Bottom line is this - I believe that we must shift our thinking and start leading the discipleship of parents in the areas of marriage and parenting.

Do you agree?  Disagree?  Have more thoughts about this? Would love to see your thoughts and ideas in the comment section below.

Sep 22, 2021

What Your Volunteers Want More Than Anything

What do people want when they sign up to serve?  What do they hope to accomplish?  What do they want in return? 

It's obviously not money.  It's also not about prestige.  It's not recognition.  It's not honor.  It's not power.  

When people sign up to serve, more than anything else, they want to know that they are making a difference in the lives of people.  

Volunteers serve for the income. They serve for the outcome.

People volunteer because they want to know that their service is helping people come to Christ and helping people to grow in their faith.   

As a leader of volunteers, it is important that you consistently show people that they are making a difference.  

Tell them the stories about life change.  

Tell them the stories about the impact they are making.  

Tell them the stories about how God is using them. 

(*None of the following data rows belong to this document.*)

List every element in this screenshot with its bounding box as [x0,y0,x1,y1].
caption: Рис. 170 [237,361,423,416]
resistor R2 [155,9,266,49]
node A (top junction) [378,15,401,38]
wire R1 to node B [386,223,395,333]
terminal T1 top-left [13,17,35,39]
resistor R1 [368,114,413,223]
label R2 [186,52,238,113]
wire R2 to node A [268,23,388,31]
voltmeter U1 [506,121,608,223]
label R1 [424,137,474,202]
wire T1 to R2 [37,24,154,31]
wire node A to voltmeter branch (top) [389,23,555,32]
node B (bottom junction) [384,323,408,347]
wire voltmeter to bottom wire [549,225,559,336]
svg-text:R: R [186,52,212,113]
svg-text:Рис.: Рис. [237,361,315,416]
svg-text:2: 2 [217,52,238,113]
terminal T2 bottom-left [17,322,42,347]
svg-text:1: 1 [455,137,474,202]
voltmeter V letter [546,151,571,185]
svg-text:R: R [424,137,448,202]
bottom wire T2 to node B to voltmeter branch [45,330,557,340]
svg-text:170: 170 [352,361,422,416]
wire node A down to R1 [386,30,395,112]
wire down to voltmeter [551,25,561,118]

And this also relates to helping people seize the opportunity to be on your volunteer team.  Cast vision about what God can do through their life and service. Cast vision about the spiritual growth they will experience through serving.  

When a volunteer experiences God working through their life to influence others, it is an amazing feeling.  It ignites a fire in their heart to keep serving.  It also brings joy, fulfillment and adds fire to their passion to help others experience the love of Christ. 

Implement these steps into your ministry.

Cast vision about how God can use potential volunteers to make an impact when they start serving.

Tell the stories of the difference volunteers are making. Capture these on video or share them in person.

Keep pointing people to the "why" they are serving. 

This morning, I was thinking about a time when I wanted to honor and encourage the volunteers in our children's ministry.  I had a banquet for them with food, a gift and verbal confirmation of how God was using them to reach kids and families. 

A few weeks before the banquet, I had contacted about 15 families and asked if their child could come and help encourage the volunteers.  We had the kids hide in one of the rooms until the end of the banquet.  I started playing the song "Thank You for Giving to the Lord."  As the music was playing, the kids started coming in and telling the volunteers "thank you for serving and making a difference in my life."  I know it may sound "cheesy" to do this, but there was not a dry eye in the house.  

The volunteers were inspired and encouraged.  Why?  Because they could physically see the difference they were making.  It was what they longed for and that night they saw it.  

Few questions to think about as we wrap this up:

How often do you tell your volunteers "thank you for serving and making a difference?"

Do you consistently cast vision for what God can do through the lives of those who volunteer?

Do you show your volunteers how they are making an impact?

Volunteers who see and know the difference they are making will continue to volunteer for the long haul.